Akiva '07 and Amanda ’07BC Zablocki welcomed their first child, Idan, into the world last July. As they celebrate his first birthday, they are fighting for his life after he was diagnosed with a very rare and life-threatening immune deficiency disorder that affects only 2 in 1,000,000 people.
In April, Idan started breathing very quickly, but there were no other symptoms to cause alarm. His parents went back and forth to the doctor, everyone believing it was a sneaky virus that would run its course and go away. When two weeks passed and Idan began looking fatigued, his parents took him back to the pediatrician for a second x-ray. They were rushed to the hospital, and Idan was taken to the pediatric ICU to be given oxygen.
Idan was hospitalized for several days before they received the diagnosis, a very rare form of pneumonia caused by the most common of fungi that lives in nearly all of us: PCP. It wreaked havoc on his baby lungs, and he had to be placed on a ventilator for 13 days to help him breathe. After three excruciatingly long weeks, Idan's lungs finally recovered and he was discharged from the hospital.

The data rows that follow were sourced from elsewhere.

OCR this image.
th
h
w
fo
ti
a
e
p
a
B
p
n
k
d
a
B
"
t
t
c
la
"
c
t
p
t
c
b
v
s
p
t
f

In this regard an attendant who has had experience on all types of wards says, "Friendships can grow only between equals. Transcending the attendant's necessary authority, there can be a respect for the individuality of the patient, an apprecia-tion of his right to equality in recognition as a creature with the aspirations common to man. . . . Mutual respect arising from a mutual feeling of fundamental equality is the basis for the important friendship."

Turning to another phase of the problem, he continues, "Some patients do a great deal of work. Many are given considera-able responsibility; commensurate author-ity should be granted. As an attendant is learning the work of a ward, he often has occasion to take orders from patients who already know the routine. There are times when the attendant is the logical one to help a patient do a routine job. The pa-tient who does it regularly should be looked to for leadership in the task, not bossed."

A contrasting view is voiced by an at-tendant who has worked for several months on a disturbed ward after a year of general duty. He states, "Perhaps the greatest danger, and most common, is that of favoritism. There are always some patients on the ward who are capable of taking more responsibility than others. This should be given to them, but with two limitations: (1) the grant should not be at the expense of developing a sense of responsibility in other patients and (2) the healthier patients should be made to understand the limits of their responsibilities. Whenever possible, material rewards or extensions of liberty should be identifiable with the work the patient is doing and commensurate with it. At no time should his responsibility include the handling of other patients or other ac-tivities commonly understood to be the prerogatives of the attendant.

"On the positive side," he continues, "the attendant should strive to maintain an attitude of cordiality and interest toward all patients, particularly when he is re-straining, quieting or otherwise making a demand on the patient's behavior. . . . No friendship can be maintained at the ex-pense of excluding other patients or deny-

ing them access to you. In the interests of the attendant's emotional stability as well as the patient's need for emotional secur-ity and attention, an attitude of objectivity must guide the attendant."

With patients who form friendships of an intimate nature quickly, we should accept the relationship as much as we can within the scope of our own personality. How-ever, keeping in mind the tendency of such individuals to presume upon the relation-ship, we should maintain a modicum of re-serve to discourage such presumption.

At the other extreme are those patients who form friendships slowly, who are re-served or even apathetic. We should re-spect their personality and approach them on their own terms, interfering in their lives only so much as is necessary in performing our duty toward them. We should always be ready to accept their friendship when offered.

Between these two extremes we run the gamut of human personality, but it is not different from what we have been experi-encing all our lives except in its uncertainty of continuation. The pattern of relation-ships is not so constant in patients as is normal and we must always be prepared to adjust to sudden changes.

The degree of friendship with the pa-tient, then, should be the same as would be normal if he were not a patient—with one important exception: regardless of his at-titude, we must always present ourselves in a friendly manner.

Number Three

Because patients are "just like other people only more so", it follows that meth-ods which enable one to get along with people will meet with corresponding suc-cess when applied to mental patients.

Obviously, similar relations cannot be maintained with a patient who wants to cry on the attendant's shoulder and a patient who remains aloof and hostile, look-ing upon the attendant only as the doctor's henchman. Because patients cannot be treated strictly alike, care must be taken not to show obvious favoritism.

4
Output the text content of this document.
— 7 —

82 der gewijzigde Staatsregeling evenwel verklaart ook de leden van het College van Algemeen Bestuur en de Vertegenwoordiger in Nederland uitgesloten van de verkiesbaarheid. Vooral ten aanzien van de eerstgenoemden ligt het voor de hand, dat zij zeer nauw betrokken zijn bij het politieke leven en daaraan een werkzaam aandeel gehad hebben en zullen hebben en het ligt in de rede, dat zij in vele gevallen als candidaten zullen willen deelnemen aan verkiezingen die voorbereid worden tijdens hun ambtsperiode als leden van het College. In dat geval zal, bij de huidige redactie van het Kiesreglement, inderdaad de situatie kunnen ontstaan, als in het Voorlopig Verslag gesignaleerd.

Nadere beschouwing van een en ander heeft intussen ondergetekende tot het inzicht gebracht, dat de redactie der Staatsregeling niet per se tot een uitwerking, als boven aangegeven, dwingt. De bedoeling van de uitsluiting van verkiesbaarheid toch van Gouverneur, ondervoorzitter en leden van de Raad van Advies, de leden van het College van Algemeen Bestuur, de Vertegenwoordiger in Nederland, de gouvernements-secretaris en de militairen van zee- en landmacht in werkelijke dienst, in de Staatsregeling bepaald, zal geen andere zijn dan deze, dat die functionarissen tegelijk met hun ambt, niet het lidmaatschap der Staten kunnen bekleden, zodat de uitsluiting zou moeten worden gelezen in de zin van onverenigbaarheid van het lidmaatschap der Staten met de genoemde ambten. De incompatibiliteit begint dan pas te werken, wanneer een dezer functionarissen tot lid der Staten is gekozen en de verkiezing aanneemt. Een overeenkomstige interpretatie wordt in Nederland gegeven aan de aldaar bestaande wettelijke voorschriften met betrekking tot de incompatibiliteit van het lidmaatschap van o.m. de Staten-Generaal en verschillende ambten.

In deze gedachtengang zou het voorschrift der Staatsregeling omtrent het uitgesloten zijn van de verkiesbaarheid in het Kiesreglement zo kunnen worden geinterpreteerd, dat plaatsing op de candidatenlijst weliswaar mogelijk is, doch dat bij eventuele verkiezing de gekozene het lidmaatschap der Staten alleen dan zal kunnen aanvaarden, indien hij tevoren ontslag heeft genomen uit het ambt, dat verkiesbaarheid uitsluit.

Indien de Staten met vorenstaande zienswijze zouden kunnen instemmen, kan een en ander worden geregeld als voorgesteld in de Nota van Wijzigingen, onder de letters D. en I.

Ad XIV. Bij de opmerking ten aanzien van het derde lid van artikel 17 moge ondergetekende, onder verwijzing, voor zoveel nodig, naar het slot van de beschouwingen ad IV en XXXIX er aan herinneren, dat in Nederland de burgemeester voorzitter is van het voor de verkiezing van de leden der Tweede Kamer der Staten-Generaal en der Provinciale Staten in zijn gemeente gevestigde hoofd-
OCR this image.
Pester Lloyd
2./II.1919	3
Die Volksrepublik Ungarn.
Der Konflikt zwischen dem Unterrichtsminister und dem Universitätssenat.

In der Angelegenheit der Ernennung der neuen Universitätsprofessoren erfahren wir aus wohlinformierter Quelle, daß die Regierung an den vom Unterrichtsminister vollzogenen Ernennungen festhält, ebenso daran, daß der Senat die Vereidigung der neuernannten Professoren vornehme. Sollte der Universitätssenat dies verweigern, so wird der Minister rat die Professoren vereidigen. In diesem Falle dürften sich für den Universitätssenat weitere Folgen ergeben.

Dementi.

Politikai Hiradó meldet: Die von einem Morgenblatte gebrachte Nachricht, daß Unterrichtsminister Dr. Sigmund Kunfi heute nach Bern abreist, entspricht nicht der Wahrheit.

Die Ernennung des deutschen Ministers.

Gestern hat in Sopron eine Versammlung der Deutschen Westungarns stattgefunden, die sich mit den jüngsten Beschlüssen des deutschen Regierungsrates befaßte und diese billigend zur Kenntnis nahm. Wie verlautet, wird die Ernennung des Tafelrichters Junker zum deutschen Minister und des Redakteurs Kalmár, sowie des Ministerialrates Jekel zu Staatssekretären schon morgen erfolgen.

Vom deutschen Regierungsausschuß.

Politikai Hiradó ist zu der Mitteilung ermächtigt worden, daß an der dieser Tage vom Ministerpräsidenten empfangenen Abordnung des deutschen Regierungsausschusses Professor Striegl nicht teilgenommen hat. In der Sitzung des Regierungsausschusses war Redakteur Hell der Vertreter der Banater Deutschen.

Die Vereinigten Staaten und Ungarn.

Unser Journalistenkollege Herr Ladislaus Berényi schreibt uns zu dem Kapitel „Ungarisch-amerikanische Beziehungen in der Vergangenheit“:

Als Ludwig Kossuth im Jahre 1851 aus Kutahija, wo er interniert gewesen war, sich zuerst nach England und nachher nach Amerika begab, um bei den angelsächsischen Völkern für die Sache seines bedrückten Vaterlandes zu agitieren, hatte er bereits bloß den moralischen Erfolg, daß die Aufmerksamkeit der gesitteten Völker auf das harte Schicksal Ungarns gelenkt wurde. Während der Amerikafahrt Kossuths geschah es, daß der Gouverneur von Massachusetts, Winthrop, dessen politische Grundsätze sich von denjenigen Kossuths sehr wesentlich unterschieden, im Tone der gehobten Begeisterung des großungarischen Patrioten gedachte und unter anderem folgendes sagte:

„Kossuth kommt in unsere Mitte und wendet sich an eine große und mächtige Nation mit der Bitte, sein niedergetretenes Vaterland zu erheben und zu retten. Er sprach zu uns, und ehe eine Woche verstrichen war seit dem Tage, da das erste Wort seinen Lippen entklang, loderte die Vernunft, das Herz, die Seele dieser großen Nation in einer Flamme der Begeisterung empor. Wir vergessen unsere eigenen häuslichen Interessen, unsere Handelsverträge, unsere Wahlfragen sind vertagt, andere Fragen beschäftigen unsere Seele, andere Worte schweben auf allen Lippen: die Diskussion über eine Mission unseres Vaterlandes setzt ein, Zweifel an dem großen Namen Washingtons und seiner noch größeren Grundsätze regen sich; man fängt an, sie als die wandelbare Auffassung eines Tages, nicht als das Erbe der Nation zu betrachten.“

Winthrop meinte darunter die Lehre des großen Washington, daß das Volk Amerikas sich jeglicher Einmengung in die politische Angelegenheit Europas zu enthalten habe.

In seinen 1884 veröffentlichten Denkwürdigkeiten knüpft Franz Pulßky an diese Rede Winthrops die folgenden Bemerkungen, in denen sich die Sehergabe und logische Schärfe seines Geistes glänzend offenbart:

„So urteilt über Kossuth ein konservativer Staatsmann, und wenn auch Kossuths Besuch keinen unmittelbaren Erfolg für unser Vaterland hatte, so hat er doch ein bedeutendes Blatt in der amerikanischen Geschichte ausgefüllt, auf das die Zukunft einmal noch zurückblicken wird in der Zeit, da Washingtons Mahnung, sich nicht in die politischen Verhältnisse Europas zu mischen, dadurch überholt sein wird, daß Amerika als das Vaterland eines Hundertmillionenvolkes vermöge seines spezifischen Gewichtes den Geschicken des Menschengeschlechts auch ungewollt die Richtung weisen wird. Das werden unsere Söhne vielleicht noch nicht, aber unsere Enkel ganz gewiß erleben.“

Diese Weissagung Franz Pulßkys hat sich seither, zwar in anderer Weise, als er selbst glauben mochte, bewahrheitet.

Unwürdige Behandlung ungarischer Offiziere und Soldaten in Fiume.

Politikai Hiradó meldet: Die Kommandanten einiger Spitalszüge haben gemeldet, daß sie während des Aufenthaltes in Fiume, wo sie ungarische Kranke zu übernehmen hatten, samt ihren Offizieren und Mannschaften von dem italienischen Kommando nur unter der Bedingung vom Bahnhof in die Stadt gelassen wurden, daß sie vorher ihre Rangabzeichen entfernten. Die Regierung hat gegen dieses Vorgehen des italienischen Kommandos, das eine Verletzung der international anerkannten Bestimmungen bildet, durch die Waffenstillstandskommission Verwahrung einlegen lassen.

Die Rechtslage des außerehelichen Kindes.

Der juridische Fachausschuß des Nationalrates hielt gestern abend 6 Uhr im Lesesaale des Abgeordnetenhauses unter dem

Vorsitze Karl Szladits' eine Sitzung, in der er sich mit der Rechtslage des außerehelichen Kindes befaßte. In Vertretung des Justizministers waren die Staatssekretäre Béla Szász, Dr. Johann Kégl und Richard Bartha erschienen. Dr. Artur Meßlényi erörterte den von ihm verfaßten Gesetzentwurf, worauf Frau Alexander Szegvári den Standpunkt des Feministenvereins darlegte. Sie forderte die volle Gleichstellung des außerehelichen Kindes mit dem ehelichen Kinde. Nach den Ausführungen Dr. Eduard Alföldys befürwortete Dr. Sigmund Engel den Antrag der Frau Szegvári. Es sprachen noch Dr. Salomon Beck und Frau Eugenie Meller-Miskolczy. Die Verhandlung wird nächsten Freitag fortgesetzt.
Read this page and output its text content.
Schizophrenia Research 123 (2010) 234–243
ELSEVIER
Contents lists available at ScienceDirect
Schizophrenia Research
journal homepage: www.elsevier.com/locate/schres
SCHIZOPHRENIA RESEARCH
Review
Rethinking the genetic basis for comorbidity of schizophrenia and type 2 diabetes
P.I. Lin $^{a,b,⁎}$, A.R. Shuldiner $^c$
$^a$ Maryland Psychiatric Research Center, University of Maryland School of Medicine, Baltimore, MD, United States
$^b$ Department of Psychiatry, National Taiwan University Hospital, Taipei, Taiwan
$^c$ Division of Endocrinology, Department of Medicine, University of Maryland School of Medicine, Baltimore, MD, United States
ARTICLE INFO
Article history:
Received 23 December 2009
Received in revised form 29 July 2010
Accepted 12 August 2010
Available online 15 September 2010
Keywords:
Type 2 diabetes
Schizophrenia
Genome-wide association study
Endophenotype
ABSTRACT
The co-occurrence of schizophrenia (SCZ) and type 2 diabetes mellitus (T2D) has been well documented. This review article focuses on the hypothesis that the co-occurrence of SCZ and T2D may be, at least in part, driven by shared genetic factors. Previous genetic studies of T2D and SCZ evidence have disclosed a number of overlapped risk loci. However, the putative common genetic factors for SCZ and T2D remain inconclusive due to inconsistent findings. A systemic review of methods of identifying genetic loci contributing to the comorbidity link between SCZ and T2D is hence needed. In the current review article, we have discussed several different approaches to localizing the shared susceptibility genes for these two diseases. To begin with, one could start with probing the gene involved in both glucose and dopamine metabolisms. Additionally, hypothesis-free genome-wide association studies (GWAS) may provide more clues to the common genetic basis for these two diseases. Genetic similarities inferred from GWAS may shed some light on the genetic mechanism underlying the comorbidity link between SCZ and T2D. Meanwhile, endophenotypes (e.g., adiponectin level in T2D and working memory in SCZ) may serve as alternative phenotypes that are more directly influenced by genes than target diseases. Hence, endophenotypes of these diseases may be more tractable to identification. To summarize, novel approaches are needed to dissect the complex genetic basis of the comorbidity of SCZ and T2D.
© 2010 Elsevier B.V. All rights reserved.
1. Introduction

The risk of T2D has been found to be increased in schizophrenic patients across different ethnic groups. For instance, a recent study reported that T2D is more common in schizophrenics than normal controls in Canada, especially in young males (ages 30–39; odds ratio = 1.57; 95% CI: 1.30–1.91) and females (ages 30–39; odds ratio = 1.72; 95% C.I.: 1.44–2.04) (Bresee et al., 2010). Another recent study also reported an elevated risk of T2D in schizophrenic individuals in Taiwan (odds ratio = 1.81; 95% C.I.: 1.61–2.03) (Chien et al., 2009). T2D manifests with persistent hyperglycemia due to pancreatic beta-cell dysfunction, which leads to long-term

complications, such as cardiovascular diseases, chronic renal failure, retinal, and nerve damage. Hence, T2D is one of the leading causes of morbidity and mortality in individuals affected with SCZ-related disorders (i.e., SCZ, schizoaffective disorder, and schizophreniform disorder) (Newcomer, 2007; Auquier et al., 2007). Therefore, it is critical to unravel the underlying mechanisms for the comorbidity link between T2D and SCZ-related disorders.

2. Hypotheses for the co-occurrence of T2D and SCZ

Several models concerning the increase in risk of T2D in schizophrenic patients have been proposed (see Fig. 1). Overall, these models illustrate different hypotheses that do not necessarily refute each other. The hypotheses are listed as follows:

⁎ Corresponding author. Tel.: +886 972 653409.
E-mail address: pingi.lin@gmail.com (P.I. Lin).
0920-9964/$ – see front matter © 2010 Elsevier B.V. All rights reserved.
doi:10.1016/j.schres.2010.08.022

Eventually, Idan was diagnosed with Hyper IgM, an extremely rare and life-threatening genetic primary immune deficiency disorder where the immune system fails to fight against even the most harmless of germs.
Today, the Zablockis are treating Idan with regular weekly infusions of immunoglobulin replacement therapy and antibiotics to prevent reoccurrences of the PCP. To date, most individuals with Hyper IgM have not survived past their third decade of life, and are often plagued with recurrent infections and high incidence of cancer.